I think that it would be a lot more sustainable (for hpc installation etc) to move Gusto over to checkpoint files for IO, and then develop offline tools for transferring to and from netcdf as needed.

JHopeCollins commented 1 month ago

Of the three options that Tom identified, I agree that option 1 is the best. Option 2 gets around the out-of-memory errors but will scale poorly for larger jobs.

But, I do think that Colin's suggestion that checkpoint files are more sustainable. It would also by more Firedrake-onic (is that a word? Pythonic is. Fire-draconic maybe?), as well as being the more efficient and standard approach - dump data to disk as quickly as possible during the compute job when you're using lots of nodes, then do the postprocessing later on a smaller number of nodes.

It would also make it easier a) for other people who might have existing postprocessing workflows that use plain Firedrake rather than Gusto, and b) to compare to results from other Firedrake libraries.

As an aside, postprocessing large files from previous runs is one of the reasons most HPC machines have high memory nodes, which usually have at least twice the amount of RAM of the usual nodes. So that's one option for doing data processing that relies on reductions onto a single rank.

JDBetteridge commented 1 month ago

I'm going to stick my oar in here and disagree with @tommbendall and @JHopeCollins: I think option 1 is actually a bad idea as I don't think it will scale well on many systems, and it doesn't leverage any of the features of MPI-IO that enable the scalable writing of files. I think the "right" solution for scalability is either:

  1. Use the existing parallel IO available in netcdf4.
  2. Use Firedrake HDF5 checkpointing as Colin suggested.

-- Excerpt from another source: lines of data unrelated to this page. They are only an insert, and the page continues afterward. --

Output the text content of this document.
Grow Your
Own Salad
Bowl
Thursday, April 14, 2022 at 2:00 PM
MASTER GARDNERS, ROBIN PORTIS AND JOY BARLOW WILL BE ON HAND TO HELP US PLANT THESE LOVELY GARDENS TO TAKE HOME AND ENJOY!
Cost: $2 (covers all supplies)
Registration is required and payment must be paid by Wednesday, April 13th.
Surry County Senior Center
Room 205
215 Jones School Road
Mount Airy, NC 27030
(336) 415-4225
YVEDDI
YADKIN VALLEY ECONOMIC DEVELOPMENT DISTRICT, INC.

    Both of these options will utilise MPI-IO and hopefully prevent performance and scalability issues. Happy to expand on these points if you want more information.

colinjcotter commented 1 month ago

Only downside of Firedrake hd5 is that it creates errors on non affine meshes. So we should really work out how to fix that.

colinjcotter commented 1 month ago

although we can keep a hedgehog mesh around for such situations.

tommbendall commented 1 month ago

Thanks for the discussion all!

I hadn't realised that we might be able to use the existing parallel option with netCDF4. That looks like it should be straightforward so I'll give that a try.

Since we already have checkpointing capability, it should also be straightforward to allow people to only write diagnostic output to Firedrake checkpoint files if they would prefer.

I would definitely want to keep some form of online netCDF outputting, rather than post-processing to do this, as setting that up sounds like more work!